Le Nyonnais Simon Pelletier a travaillé pour la Fondation Clinton à New York

A moins d'une semaine de l'élection présidentielle américaine, le citoyen de Gilly et nyonnais d'origine Simon Pelletier a côtoyé Bill et Hillary Clinton au sein de leur Fondation à New York. L'expérience inoubliable a duré six 6 mois.
03 nov. 2016, 16:43
/ Màj. le 04 nov. 2016 à 11:34
Simon Pelletier a eu l'immense honneur de participer à une séance de questions et réponses avec Bill Clinton quand il travaillait au sein de la Fondation de l'ancien président des Etats-Unis à New York.

Les Américains disent «the sky is the limit, seul le ciel peut m'arrêter...». Cela sonne comme un slogan choc en ces dernières secondes de folle campagne. De l’autre côté de l’Atlantique, la somme de coups bas entre républicains et démocrates dépasse presque les montants astronomiques des frais de campagne. Le dicton résume parfaitement le parcours américain de Simon Pelletier. Rien n’arrête l’habitant de Gilly. Le trentenaire, nyonnais d’origine, qui a étudié science politique et communication à l'université de Genève, a su déplacer des montagnes rocheuses pour vivre une expérience au plus proche de la passion qu'il voue pour la politique américaine.

«En 2013, je travaillais à Singapour au sein de Swissnex, un organisme de promotion de l'innovation Suisse à l'étranger. Alors que la question de mon retour en Suisse se posait, j’ai vu que la Fondation Clinton, que Hillary venait juste de rejoindre, recherchait un stagiaire. On était à un jour du délai de candidature. J’ai postulé, sans grand espoir, et j’ai été pris! Une centaine d'élus pour plus de 1500 candidatures, je n'y croyais pas! » Aussi simple que ça? Non, en fait Simon avait déjà frayé avec les membres des Democrats Abroad installés en Suisse pour toucher d’un peu plus près l’histoire politique d’une fédération mythique, pour mordre à pleines dents dans son rêve américain, même depuis le lac Léman.

Rencontre avec Obama 

"L'un des démocrates installés en Suisse, grand donateur du parti, a été invité à une réception à Chicago le soir de la réélection de Barack Obama en 2012. Ne pouvant s'y rendre, il m'a proposé d'y aller à sa place, alors qu’il fallait débourser de larges sommes (plusieurs dizaines de milliers de dollars pour ce démocrate genevois) pour pouvoir être là. J'ai pu serrer la main du président. Je lui ai même parlé de l'Asie du Sud Est, de Singapour, de l’Indonésie, un pays où il a vécu. Un moment incroyable."

Évidemment, le voyage dans l’Illinois lui a donné des ailes. «La Fondation Clinton est un formidable accélérateur philanthropique, qui a la capacité de mobiliser tous les acteurs indispensables pour résoudre des problématiques concrètes: gouvernements, la société civile, mais aussi le secteur privé étaient donc conviés à la table. On reproche souvent à Hillary sa proximité avec les grands intérêts privés, alors qu'ils peuvent être des formidables alliés sur les questions de développement. Par le biais de la Clinton Global Initiative, des groupes comme Procter & Gamble s’engagent à fournir des millions de capsules de purification d'eau pour l’Afrique, pour ne citer qu'un seul exemple. Ce seul projet, ce sont 10 milliards de litres d'eau potable accessibles à des millions d'enfants! C'est le pouvoir de mobilisation des Clinton, cela ne les rend pas redevables.»

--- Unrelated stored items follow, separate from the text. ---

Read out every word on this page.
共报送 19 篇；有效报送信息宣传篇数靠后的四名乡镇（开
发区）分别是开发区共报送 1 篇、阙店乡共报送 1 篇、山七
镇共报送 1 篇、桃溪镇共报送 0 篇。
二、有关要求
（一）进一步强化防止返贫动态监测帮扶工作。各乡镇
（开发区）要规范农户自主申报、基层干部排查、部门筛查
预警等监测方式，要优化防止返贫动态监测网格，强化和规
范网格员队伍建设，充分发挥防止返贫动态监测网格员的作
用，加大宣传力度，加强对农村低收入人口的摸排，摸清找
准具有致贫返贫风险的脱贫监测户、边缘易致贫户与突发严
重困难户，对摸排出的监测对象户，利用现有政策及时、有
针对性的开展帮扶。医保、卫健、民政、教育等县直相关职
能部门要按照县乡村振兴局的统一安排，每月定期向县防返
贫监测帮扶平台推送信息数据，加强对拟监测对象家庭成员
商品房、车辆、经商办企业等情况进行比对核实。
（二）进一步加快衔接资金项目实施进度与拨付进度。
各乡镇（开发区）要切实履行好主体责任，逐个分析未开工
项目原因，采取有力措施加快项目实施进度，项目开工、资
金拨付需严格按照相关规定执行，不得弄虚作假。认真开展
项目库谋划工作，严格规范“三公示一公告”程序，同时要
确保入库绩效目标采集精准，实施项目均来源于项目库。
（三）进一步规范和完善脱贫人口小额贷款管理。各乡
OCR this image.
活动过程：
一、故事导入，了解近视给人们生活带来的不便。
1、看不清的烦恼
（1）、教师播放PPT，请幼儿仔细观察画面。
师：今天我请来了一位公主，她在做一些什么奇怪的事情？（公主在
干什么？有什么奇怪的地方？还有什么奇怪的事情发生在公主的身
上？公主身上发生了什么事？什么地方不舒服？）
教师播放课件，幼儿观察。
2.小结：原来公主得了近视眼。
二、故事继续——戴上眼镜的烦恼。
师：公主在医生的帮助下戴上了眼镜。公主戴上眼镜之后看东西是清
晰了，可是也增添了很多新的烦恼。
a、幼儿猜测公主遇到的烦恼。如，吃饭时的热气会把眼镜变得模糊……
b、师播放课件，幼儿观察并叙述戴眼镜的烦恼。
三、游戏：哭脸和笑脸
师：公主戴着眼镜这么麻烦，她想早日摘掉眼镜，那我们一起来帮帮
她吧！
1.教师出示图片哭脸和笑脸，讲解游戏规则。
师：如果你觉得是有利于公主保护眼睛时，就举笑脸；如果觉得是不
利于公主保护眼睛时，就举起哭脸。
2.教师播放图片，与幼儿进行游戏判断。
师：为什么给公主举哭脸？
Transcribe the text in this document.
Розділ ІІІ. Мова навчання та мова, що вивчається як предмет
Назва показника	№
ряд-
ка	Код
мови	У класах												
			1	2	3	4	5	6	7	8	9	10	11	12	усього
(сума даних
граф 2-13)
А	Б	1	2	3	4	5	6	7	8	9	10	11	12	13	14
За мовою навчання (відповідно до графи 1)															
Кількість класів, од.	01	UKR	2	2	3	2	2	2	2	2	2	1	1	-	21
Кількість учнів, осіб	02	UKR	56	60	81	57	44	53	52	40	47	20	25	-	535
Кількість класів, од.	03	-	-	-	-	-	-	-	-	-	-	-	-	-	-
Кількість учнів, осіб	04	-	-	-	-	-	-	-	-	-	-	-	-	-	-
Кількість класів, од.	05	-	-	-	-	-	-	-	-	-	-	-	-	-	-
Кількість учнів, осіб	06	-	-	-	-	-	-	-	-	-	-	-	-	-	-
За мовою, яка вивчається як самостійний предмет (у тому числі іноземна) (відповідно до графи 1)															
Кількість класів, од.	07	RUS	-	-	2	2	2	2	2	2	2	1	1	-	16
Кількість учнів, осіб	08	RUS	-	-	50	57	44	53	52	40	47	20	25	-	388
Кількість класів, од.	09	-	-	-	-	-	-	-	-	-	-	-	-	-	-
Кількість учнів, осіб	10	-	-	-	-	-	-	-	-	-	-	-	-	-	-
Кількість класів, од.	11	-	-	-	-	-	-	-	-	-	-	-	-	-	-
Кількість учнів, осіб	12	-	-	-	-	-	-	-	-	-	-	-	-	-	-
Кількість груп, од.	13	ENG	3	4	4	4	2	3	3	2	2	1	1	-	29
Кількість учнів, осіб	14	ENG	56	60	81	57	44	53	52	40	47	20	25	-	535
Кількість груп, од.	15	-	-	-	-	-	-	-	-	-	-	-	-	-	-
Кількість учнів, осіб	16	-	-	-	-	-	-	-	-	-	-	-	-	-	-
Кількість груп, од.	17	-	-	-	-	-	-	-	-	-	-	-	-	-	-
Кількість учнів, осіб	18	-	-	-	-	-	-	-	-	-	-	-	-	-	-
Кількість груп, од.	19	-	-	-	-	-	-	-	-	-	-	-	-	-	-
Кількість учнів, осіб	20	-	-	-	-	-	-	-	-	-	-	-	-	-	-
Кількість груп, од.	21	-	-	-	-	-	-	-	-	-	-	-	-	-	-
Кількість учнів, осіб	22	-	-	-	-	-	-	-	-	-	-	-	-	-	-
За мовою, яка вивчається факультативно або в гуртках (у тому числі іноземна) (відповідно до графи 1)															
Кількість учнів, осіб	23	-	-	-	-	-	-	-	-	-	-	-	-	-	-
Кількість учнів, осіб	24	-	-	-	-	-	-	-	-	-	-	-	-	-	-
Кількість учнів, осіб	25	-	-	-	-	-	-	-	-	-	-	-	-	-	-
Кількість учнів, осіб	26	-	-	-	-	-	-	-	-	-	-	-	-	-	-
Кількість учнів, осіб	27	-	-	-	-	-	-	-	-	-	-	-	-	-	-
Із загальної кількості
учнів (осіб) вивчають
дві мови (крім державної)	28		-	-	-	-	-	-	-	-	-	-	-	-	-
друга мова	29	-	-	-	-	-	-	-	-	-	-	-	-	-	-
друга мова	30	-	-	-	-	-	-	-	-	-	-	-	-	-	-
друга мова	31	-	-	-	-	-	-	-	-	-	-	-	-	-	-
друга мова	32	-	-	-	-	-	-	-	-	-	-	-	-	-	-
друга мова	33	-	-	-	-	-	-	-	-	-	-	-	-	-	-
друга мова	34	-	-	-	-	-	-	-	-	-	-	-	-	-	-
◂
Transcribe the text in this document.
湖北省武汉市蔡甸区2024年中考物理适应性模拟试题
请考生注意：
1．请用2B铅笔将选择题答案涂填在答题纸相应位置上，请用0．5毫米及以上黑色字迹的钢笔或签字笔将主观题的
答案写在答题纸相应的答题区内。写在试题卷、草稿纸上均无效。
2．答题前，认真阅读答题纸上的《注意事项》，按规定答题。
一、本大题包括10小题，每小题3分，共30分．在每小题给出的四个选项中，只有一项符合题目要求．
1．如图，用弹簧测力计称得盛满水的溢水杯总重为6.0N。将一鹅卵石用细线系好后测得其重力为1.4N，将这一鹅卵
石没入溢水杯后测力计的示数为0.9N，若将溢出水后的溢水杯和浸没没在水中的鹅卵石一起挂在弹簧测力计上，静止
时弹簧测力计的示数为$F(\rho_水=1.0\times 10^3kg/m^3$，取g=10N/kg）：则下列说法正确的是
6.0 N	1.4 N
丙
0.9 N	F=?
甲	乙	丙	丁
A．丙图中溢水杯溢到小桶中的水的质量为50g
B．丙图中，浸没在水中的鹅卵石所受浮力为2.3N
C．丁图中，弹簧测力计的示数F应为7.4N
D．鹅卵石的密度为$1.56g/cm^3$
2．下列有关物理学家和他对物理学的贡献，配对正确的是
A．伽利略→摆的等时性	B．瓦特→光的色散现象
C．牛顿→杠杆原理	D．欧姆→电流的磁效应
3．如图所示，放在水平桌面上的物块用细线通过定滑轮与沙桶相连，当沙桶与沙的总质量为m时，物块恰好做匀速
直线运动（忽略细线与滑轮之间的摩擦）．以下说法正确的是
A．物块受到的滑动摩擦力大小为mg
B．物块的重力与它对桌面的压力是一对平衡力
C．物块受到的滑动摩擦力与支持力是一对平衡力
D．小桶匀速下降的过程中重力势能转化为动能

Il savent capter l'attention

Simon croisait régulièrement l'élégante ex-First Lady dans les locaux de la Fondation, et il est conscient du caractère exceptionnel de la chose.  «Je n’ai pas eu la chance d’échanger énormément avec elle, mais Bill a en revanche offert aux 80 stagiaires de la Fondation trois heures de son temps pour répondre à toutes nos questions et parler de son expérience. Ce sont des personnalités très charismatiques, simples et abordables. Elles savent capter l'attention de tous lorsqu'elles entrent dans une pièce, c'est assez impressionnant!"

Aujourd’hui, Simon travaille pour un « Think Tank » (un groupe de réflexion) à Genève dont la mission est de promouvoir le développement durable par le biais du commerce et des politiques commerciales. Pourquoi n'a-t-il pas continué au sein de la Fondation? "C’est par amour que je suis revenu vivre en Suisse, chez moi sur La Côte. Mais l'idée de retourner vivre à New-York reste très présente… Moi qui voyais depuis les bureaux de la Fondation Clinton sur Manhattan la tour UBS et son enseigne lumineuse, la Suisse n'est jamais très loin!"